After a harrowing death march from Auschwitz, followed by a freezing train transfer to Buchenwald, Max was finally freed in the spring of 1945. General Eisenhower himself toured the camp, unaware that a teenage prisoner there would one day become his tailor. In his memoir, Mr. Greenfield recalled thinking that Eisenhower, an ordinary 5-foot-10, was 10 feet tall.

He emigrated to the United States in 1947, arriving in New York as a refugee with no family, no knowledge of English and $10 in his pocket. Within weeks, he changed his name to Martin Greenfield — an attempt to sound “all-American,” he wrote — and a boyhood friend, also a refugee, got him a job at a clothier called GGG in Brooklyn.

He started as a “floor boy,” ferrying unfinished garments from one worker to another. He studied every job in the factory: darting, piping, lining, stitching, pressing, hand basting, blind armhole work and finishing.

“If the Nazis taught me anything, it was that a laborer with indispensable skills is less likely to be discarded,” he wrote.

Over time, Mr.

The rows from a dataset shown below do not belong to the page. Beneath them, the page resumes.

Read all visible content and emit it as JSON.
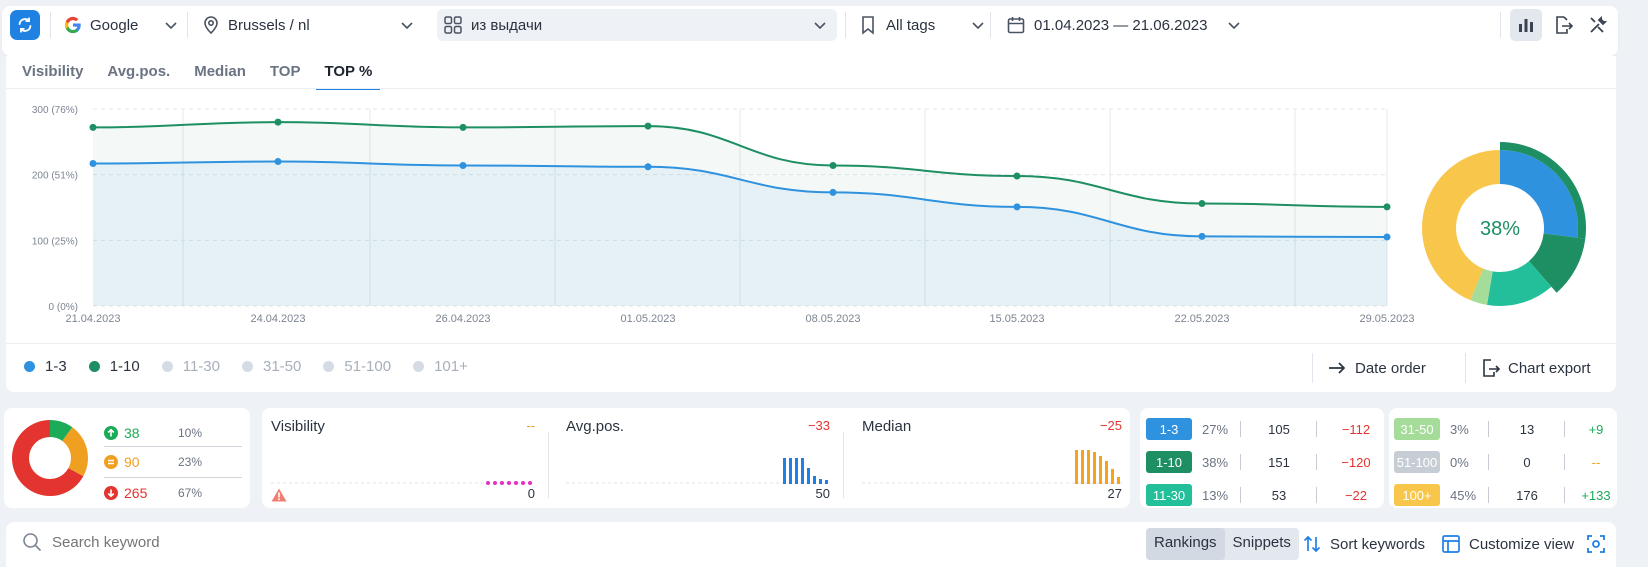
{
  "toolbar": {
    "search_engine": "Google",
    "region": "Brussels / nl",
    "source": "из выдачи",
    "tags": "All tags",
    "date_range": "01.04.2023 — 21.06.2023"
  },
  "tabs": [
    "Visibility",
    "Avg.pos.",
    "Median",
    "TOP",
    "TOP %"
  ],
  "chart_data": {
    "type": "area",
    "title": "TOP %",
    "x": [
      "21.04.2023",
      "24.04.2023",
      "26.04.2023",
      "01.05.2023",
      "08.05.2023",
      "15.05.2023",
      "22.05.2023",
      "29.05.2023"
    ],
    "y_ticks": [
      "0 (0%)",
      "100 (25%)",
      "200 (51%)",
      "300 (76%)"
    ],
    "ylim": [
      0,
      300
    ],
    "series": [
      {
        "name": "1-10",
        "color": "#1e8f63",
        "values": [
          272,
          280,
          272,
          274,
          214,
          198,
          156,
          151
        ]
      },
      {
        "name": "1-3",
        "color": "#2f92de",
        "values": [
          217,
          220,
          214,
          212,
          173,
          151,
          106,
          105
        ]
      }
    ],
    "donut": {
      "center_label": "38%",
      "segments": [
        {
          "name": "1-3",
          "value": 27,
          "color": "#2f92de"
        },
        {
          "name": "1-10",
          "value": 38,
          "color": "#1e8f63"
        },
        {
          "name": "11-30",
          "value": 13,
          "color": "#23bf9a"
        },
        {
          "name": "31-50",
          "value": 3,
          "color": "#a6dc9a"
        },
        {
          "name": "100+",
          "value": 45,
          "color": "#f8c64b"
        }
      ]
    }
  },
  "legend": {
    "items": [
      {
        "label": "1-3",
        "color": "#2f92de",
        "active": true
      },
      {
        "label": "1-10",
        "color": "#1e8f63",
        "active": true
      },
      {
        "label": "11-30",
        "color": "#d5dbe4",
        "active": false
      },
      {
        "label": "31-50",
        "color": "#d5dbe4",
        "active": false
      },
      {
        "label": "51-100",
        "color": "#d5dbe4",
        "active": false
      },
      {
        "label": "101+",
        "color": "#d5dbe4",
        "active": false
      }
    ],
    "date_order": "Date order",
    "chart_export": "Chart export"
  },
  "summary": {
    "up": {
      "count": "38",
      "pct": "10%"
    },
    "same": {
      "count": "90",
      "pct": "23%"
    },
    "down": {
      "count": "265",
      "pct": "67%"
    }
  },
  "metrics": [
    {
      "title": "Visibility",
      "delta": "--",
      "value": "0"
    },
    {
      "title": "Avg.pos.",
      "delta": "−33",
      "value": "50"
    },
    {
      "title": "Median",
      "delta": "−25",
      "value": "27"
    }
  ],
  "distribution": [
    {
      "label": "1-3",
      "color": "#2f92de",
      "pct": "27%",
      "count": "105",
      "delta": "−112",
      "delta_type": "red"
    },
    {
      "label": "1-10",
      "color": "#1e8f63",
      "pct": "38%",
      "count": "151",
      "delta": "−120",
      "delta_type": "red"
    },
    {
      "label": "11-30",
      "color": "#23bf9a",
      "pct": "13%",
      "count": "53",
      "delta": "−22",
      "delta_type": "red"
    },
    {
      "label": "31-50",
      "color": "#a6dc9a",
      "pct": "3%",
      "count": "13",
      "delta": "+9",
      "delta_type": "green"
    },
    {
      "label": "51-100",
      "color": "#c7cdd5",
      "pct": "0%",
      "count": "0",
      "delta": "--",
      "delta_type": "orange"
    },
    {
      "label": "100+",
      "color": "#f8c64b",
      "pct": "45%",
      "count": "176",
      "delta": "+133",
      "delta_type": "green"
    }
  ],
  "searchbar": {
    "placeholder": "Search keyword",
    "rankings": "Rankings",
    "snippets": "Snippets",
    "sort": "Sort keywords",
    "customize": "Customize view"
  }
}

Greenfield became a confidant of GGG’s founder and president, William P. Goldman, who introduced him to the firm’s clients, including some of the leading tuxedo-wearers of postwar America. He got to pal around with Sinatra and Sammy Davis Jr.

In 1977, 30 years after he had started, he bought the factory and renamed GGG after himself.

Decades later, he began discussing his experience of the Holocaust more widely, culminating with the publication of his memoir. Around the same time, he found himself labeled America’s best tailor by GQ, Vanity Fair and CNN.

In recent years he handed off the business to his son Tod and another son, Jay.

In addition to them, Mr. Greenfield is survived by his wife, Arlene (Bergen) Greenfield, and four grandchildren. He lived in North Hills, a Nassau County village on Long Island’s North Shore.

On his first day in Auschwitz, Max’s father, Joseph, told him that he was more likely to survive if they separated, Mr. Greenfield wrote in his memoir. The next day, the camp guards asked which prisoners had skills. Joseph grabbed Max’s wrist, thrust the boy’s hand in the air and announced, “A4406” — Max’s tattooed inmate number. “He is a mechanic. Very skilled.”

Two German soldiers hauled Max away. He did not see his father again.

Before they parted, Joseph said to Max, “If you survive, you live for us.”

The rest of Mr. Greenfield’s life was an attempt to follow that commandment, his son Tod said: “And that’s what he did.”